[5D2] Advanced non-linear modelling and prognostics of electromechanical interactions in electric transmissions
A Zippo, F Pellicano and M Molaie
University of Modena and Reggio Emilia, Italy
Electrified drivetrains introduce unique dynamic challenges due to the interplay between motor-generated forces and mechanical transmission behaviour. The transition from internal combustion engines to electric motors requires a deeper understanding of these interactions to enhance system efficiency, reliability and operational lifespan. A crucial aspect of this process is the mutual influence between electromagnetic excitations and mechanical vibrations, which can lead to instability, increased noise and performance degradation if not properly managed. This research presents a novel non-linear dynamic framework for electric drive multi-stage gear systems, incorporating both electromagnetic and mechanical forces. The model captures key non-linear phenomena, including torque ripple, gear meshing variations and transmission errors, to evaluate their impact on system stability.
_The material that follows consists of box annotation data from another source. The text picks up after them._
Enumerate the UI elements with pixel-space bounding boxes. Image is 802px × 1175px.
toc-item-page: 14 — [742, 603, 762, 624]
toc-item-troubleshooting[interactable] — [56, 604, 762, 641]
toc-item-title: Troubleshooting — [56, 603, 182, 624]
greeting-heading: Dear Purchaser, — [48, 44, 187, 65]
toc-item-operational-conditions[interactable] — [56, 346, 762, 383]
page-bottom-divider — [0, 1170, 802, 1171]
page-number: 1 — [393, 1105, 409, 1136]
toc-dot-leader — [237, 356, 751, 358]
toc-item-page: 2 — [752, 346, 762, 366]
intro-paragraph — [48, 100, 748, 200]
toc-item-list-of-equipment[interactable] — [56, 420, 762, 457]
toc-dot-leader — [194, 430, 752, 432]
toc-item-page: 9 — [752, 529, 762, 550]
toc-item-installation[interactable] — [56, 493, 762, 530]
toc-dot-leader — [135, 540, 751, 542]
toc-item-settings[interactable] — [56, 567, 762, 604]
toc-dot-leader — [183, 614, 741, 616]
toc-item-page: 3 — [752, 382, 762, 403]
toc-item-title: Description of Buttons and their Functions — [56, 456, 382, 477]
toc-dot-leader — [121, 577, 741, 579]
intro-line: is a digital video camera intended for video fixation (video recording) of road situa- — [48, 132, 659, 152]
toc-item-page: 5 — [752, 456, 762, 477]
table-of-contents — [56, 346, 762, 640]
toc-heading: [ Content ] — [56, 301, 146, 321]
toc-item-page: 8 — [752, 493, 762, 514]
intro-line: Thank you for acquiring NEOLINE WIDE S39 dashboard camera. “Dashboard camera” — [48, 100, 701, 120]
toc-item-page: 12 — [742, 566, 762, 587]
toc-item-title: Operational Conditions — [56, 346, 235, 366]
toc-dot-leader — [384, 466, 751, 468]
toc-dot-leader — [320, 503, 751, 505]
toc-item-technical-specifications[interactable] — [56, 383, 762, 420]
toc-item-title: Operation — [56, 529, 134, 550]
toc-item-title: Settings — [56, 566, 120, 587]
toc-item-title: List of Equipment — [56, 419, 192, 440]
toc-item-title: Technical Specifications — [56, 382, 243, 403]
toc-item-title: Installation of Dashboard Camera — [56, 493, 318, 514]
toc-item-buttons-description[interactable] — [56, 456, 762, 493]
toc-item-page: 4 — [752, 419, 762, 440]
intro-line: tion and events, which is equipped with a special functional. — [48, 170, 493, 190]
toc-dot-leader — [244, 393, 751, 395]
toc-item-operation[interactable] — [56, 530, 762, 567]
A neural network-based method is integrated to predict the remaining useful life (RUL) of plastic gears, enhancing prognostic capabilities for electric transmissions. The study utilises finite element analysis through Transmission3D Calyx software to refine gear mesh stiffness estimations and improve the accuracy of dynamic simulations. The governing equations are numerically solved to assess system responses under varying operational conditions. Through time-domain simulations, spectral analysis and phase space representations, the effects of electromagnetic forces on drivetrain vibrations are thoroughly examined. Results indicate that the interaction between motor excitations and gear transmission dynamics significantly influences system behaviour, amplifying vibration levels and affecting long-term durability. By incorporating artificial intelligence-based prognostics with advanced non-linear modelling, this study contributes to optimising electric transmission performance while extending the service life of plastic gears. The findings emphasise the necessity of integrating both electromechanical interactions and predictive maintenance strategies in the development of next-generation electric powertrains.